With inspiration from Al Gore, Bill McKibben, and others, this shift in mindset eventually resulted in my letting go of a 30-year practice as an independent coach and consultant on leadership in order to refocus on the existential threat of climate change. I began using my professional skills as coach and consultant for climate-change advocacy organizations, such as The Better Future Project. And I became actively involved in the Citizens’ Climate Lobby. But the biggest step toward activism came in response to a call I got in August 2015, from Paul Severance, the founder of a new organization: Elders Climate Action. He invited me to come to Washington, D.C. for “Grandparents Climate Action Day.” Who knew there was a “Grandparents Day”? There is—it’s the second Sunday of September. It was chosen as the date for lobbying members of Congress on climate change.

I was intrigued. To be sure, I was not a grandparent but I’m old enough to be one and who knows, perhaps one day you’ll make that happen!  In any case, I liked the idea of reframing “elderly” as “elder,” with connotations of the wisdom that can come with old age. And I liked appealing to legislators of both parties in terms of a common concern for succeeding generations, regardless of political orientation. So, I signed up and recruited a colleague to go with me, Rabbi Judy Weiss, the leader of the Boston Citizens’ Climate Change chapter.

It was a meaningful experience: I met my Senators—both Warren and Markey—and my representative: Joe Kennedy. More importantly, I had a chance to talk to conservative Republicans and try to understand their doubts about climate change. I felt like for the first time in my life I was truly exercising my rights as a citizen in a democracy. As a consequence, I decided to join the national leadership team of ECA. I also—and this was the really big move—resolved to found the first state chapter of ECA, inviting Judy to partner with me.
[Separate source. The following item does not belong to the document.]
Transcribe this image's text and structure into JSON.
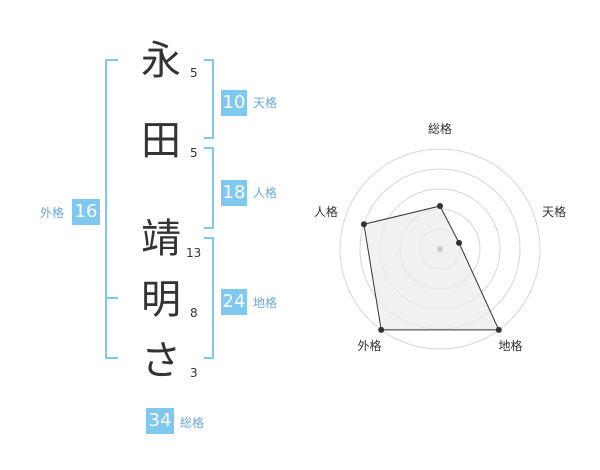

Being able to count on a relationship with someone who had been a chapter leader of a similar organization was reassuring and very helpful.

Two years later, we’ve got a robust chapter in Mass, with growing membership and active involvement in the Mass Power Forward coalition. And we’ve now got five state chapters, with another two in the wings. Of course, it may well be too little and too late. That’s hard to know. But what I do know is that It’s acting on my convictions that counts, not the certainty of success.

These same two years have brought signs of hope. In 2014 the Pope published an encyclical on climate change, Laudato Si, which inspired me to go again to D.C. to hear his speech to Congress.  Then came the Paris Accord in 2016, in which nearly 200 nations acknowledged the climate threat and set goals to address it. The goals are insufficient, of course. And our current administration would even have us withdraw. But the handwriting is on the wall. There’s no stopping the momentum of renewable energy. And the many signs that climate change is here—the rising seas, drier droughts, raging wildfires, more intense storms—are increasingly hard to ignore. It’s a race against time. We just don’t know how much time we have.

In his letter from the Birmingham jail, Martin Luther King wrote: “In the end, we will remember not the words of our enemies, but the silence of our friends.”  There’s an analog today. Recent polls show that a solid majority of Americans believe that climate change is real and puts future generations at risk. And a slight majority believes that humans are the problem. Yet few put priority on this issue and hardly any make their views known to policymakers.

In Drew Dellinger’s poem, “Hieroglyphic Stairway,” a great-great-grandchild asks a dreamer, “What did you do when you knew?” In addition to—and more important than—all the above, what has most inspired me to act is wanting to be able to look you in the eye and say, “When I became aware of the existential threat of climate change, I did all I could.”  Despite my pessimism, I act in the hope it can make a difference for future generations and all the precious life on our fragile planet.